In the first test case, here is the entire process:

1. On the first operation, the array changes from $[1]$ to $[0]$, since $\operatorname{MEX}(1) = 0$.
2. On the second operation, the array changes from $[0]$ to $[1]$, since $\operatorname{MEX}(0) = 1$.

Thus, the array becomes $[1]$ after two operations.

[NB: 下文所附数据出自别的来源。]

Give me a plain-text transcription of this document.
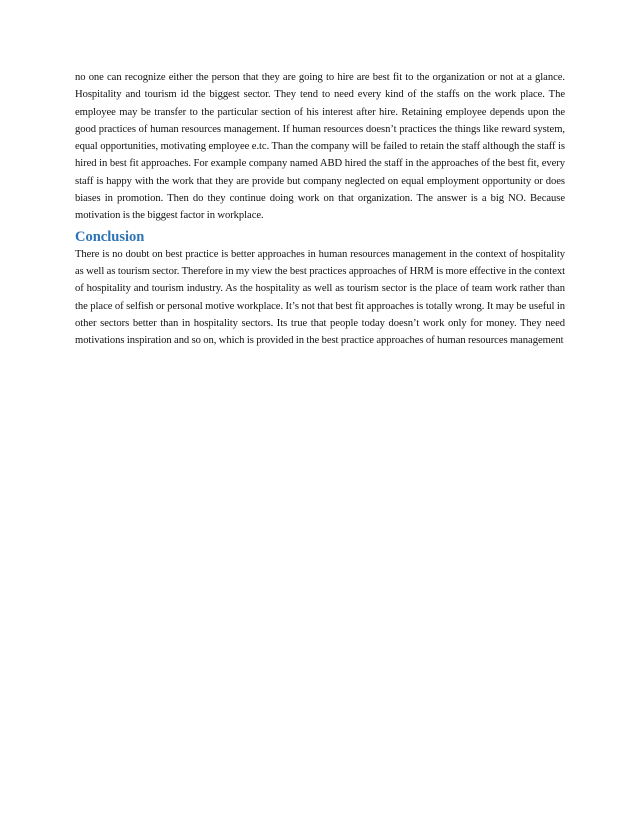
no one can recognize either the person that they are going to hire are best fit to the organization or not at a glance. Hospitality and tourism id the biggest sector. They tend to need every kind of the staffs on the work place. The employee may be transfer to the particular section of his interest after hire. Retaining employee depends upon the good practices of human resources management. If human resources doesn’t practices the things like reward system, equal opportunities, motivating employee e.tc. Than the company will be failed to retain the staff although the staff is hired in best fit approaches. For example company named ABD hired the staff in the approaches of the best fit, every staff is happy with the work that they are provide but company neglected on equal employment opportunity or does biases in promotion. Then do they continue doing work on that organization. The answer is a big NO. Because motivation is the biggest factor in workplace.

Conclusion

There is no doubt on best practice is better approaches in human resources management in the context of hospitality as well as tourism sector. Therefore in my view the best practices approaches of HRM is more effective in the context of hospitality and tourism industry. As the hospitality as well as tourism sector is the place of team work rather than the place of selfish or personal motive workplace. It’s not that best fit approaches is totally wrong. It may be useful in other sectors better than in hospitality sectors. Its true that people today doesn’t work only for money. They need motivations inspiration and so on, which is provided in the best practice approaches of human resources management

In the second test case, the array changes as follows during one operation: $[{\mkern3mu\underline{\mkern-3mu {\bf 0}\mkern-3mu}\mkern3mu}, 1, 3] \rightarrow [2, {\mkern3mu\underline{\mkern-3mu {\bf 1}\mkern-3mu}\mkern3mu}, 3] \rightarrow [2, 0, {\mkern3mu\underline{\mkern-3mu {\bf 3}\mkern-3mu}\mkern3mu}] \rightarrow [2, 0, 1]$.

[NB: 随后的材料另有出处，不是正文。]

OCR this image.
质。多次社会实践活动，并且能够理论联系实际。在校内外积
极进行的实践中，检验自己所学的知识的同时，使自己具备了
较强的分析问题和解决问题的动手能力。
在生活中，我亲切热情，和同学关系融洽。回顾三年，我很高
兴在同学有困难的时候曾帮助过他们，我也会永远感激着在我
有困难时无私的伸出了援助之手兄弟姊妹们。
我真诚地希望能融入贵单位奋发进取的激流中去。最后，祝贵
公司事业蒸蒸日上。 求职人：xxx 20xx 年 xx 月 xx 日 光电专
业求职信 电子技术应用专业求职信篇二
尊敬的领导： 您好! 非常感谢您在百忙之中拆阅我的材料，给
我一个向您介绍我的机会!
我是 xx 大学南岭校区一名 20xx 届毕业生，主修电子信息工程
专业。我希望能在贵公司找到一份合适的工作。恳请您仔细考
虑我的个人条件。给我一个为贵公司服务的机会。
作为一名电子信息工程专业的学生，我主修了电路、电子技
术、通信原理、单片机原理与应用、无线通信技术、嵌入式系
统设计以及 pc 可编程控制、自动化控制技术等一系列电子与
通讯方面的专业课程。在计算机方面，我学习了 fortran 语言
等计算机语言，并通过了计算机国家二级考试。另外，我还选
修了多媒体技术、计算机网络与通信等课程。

In the third test case, the array changes as follows during one operation: $[{\mkern3mu\underline{\mkern-3mu {\bf 0}\mkern-3mu}\mkern3mu}, 2] \rightarrow [1, {\mkern3mu\underline{\mkern-3mu {\bf 2}\mkern-3mu}\mkern3mu}] \rightarrow [1, 0]$. And during the second operation: $[{\mkern3mu\underline{\mkern-3mu {\bf 1}\mkern-3mu}\mkern3mu}, 0] \rightarrow [2, {\mkern3mu\underline{\mkern-3mu {\bf 0}\mkern-3mu}\mkern3mu}] \rightarrow [2, 1]$.

 

解题思路

　　看到$k$这么大肯定是有循环节的。在原有数组$a$的情况下令$a_{n+1} = \operatorname{MEX}(a_1, \ldots, a_n)$，此时长度为$n+1$的数组$a$就是$0 \sim n$的一个排列。每轮中的$a_i = \operatorname{MEX}(a_1, \ldots, a_n)$其实就是交换$a_i$和$a_{n+1}$的值，因为在交换后还是$0 \sim n$的一个排列，因此$\operatorname{MEX}(a_1, \ldots, a_n)$还是等于$a_{n+1}$。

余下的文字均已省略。